One key when making a BBQ chicken with a sauce that contains honey or sugar is to not sauce too early. This is where a dry rub comes in - to give you flavor that won't burn in the early stages of the cooking process. I'm a big fan of chicken leg quarters for BBQ chicken on the grill - lots of tender juicy dark meat and it makes a nice presentation too. Messy to eat, but that's part of the fun of outdoor cooking.

To start, I season my thighs with some sort of dry seasoning - it can be as simple as salt & pepper to fancy BBQ rubs. Tonight I used some Galena Street Rub from Penzeys. This stuff is fantastic - I sprinkled it on and got some under the skin as well. I start them bone side down and put them over a medium high heat. Close the lid and let them go about 20-25 minutes.

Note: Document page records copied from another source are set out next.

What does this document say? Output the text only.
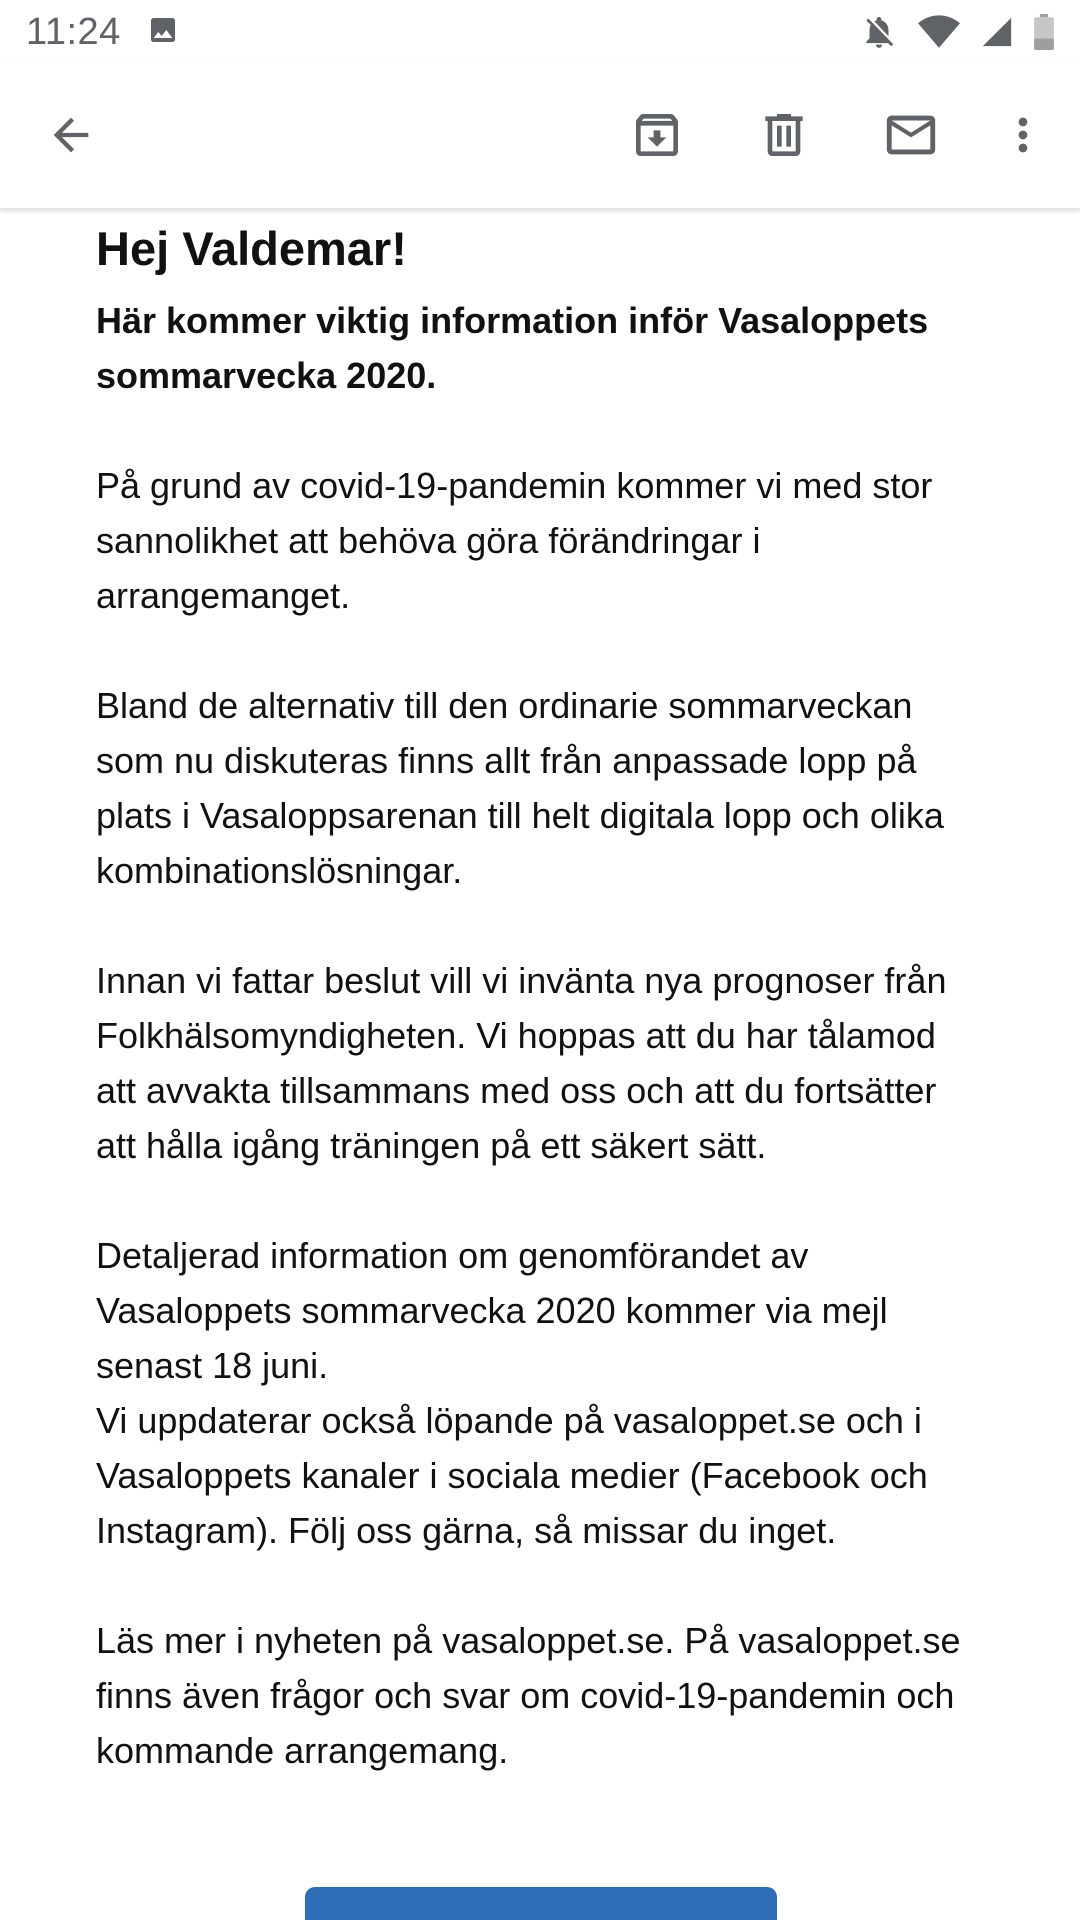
11:24
Hej Valdemar!

Här kommer viktig information inför Vasaloppets sommarvecka 2020.

På grund av covid-19-pandemin kommer vi med stor sannolikhet att behöva göra förändringar i arrangemanget.

Bland de alternativ till den ordinarie sommarveckan som nu diskuteras finns allt från anpassade lopp på plats i Vasaloppsarenan till helt digitala lopp och olika kombinationslösningar.

Innan vi fattar beslut vill vi invänta nya prognoser från Folkhälsomyndigheten. Vi hoppas att du har tålamod att avvakta tillsammans med oss och att du fortsätter att hålla igång träningen på ett säkert sätt.

Detaljerad information om genomförandet av Vasaloppets sommarvecka 2020 kommer via mejl senast 18 juni.

Vi uppdaterar också löpande på vasaloppet.se och i Vasaloppets kanaler i sociala medier (Facebook och Instagram). Följ oss gärna, så missar du inget.

Läs mer i nyheten på vasaloppet.se. På vasaloppet.se finns även frågor och svar om covid-19-pandemin och kommande arrangemang.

Open up the grill and flip them over - give them about 15-20 minutes on the skin side. The fat on the skin side will cook a little faster and you don't want too much char - some is good, but too much gets nasty tasting.

When the time is up the meat should be cooked through and it's time to sauce. Start by brushing the bone side that is now facing up with your favorite BBQ sauce - I'm in love with Dinosaur BBQ these days. Flip that sauced side down on the grill and sauce the tops. Close the grill again and give them another 5 minutes or so to just thicken up the sauce on the chicken. Remove from the heat and let stand for a few minutes - these suckers get hot. Serve with extra sauce for slathering.

We ate these tonight with corn bread and a simple grilled green beans. Tossed the beans in a grill basket with some olive oil on them. When done, sprinkled with kosher salt, lemon and a quick crumble of feta. Perfection.

1 comments:

Elly said...

Mmm, this looks SO delicious. I am drooling. And what a great song choice! Loving the connection.